# Best arrangement for living rm.



## Squeakyhinge (Jan 29, 2011)

Can you give advice on which arrangement would be better? 
The tv will be on radiator in front of window. The opening above is a cased return to the dining room. The door is the front door to house. It's a small rm. family of four. The tv was previously in corner where recliner is. And recliner was in corner with front door. Bottom and left walls are exterior(cold) walls. Trying to warm up the space around recliner.


----------



## Squeakyhinge (Jan 29, 2011)

Both arrangements have min 3 ft walking space.
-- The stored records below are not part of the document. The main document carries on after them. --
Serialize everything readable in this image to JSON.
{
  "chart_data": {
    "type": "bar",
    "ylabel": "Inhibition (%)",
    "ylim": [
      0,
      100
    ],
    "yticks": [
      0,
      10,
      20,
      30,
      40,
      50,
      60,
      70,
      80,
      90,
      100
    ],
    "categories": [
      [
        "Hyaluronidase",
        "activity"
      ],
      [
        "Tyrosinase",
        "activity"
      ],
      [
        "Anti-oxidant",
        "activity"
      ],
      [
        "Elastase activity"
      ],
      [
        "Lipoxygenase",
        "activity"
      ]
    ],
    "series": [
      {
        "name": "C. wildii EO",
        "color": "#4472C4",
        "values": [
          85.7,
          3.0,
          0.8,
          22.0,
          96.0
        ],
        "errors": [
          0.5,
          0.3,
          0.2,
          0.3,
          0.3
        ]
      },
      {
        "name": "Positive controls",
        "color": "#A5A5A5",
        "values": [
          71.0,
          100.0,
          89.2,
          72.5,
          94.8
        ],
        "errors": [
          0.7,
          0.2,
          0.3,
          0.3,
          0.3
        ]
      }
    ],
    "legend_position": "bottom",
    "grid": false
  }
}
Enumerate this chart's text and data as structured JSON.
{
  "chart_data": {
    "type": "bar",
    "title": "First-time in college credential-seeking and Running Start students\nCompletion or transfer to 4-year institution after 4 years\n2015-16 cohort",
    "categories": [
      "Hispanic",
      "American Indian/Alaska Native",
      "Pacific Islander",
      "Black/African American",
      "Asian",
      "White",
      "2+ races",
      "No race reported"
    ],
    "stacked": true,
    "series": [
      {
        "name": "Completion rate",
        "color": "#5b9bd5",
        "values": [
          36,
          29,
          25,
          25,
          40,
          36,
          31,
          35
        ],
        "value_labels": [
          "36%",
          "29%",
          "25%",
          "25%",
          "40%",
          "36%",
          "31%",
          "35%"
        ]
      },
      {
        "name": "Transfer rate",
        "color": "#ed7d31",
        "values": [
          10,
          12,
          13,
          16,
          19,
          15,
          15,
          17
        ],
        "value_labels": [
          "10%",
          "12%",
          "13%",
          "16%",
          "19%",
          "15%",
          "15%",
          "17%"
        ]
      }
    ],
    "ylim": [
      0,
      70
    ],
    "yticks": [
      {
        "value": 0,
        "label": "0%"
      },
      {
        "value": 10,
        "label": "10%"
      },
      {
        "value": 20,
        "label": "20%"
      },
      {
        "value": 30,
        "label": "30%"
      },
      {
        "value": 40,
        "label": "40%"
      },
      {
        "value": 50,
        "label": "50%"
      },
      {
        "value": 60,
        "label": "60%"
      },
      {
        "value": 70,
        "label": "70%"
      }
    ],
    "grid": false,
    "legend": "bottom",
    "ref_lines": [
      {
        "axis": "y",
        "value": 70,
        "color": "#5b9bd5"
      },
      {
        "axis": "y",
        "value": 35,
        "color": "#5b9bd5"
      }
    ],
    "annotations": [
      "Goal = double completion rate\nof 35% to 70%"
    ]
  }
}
I can reveal dimensions too if needed.


----------



## Squeakyhinge (Jan 29, 2011)

What was the turn-off? Lol


----------



## jimn (Nov 13, 2010)

Pretty sure I wouldn't put a TV above a heat source like a radiator . One plan had the sofa off to the side which makes for a bad TV watching angle. Depend on your TV viewing habits i suppose. I would turn the plan 90 degrees counter clockwise a put the TV on the inside wall. If all the walls are cool maybe a look at the insulation is warranted.


----------



## Fix'n it (Mar 12, 2012)

Squeakyhinge said:


> What was the turn-off? Lol


for me = no real pics. 

just move the furniture around till your happy with it.


----------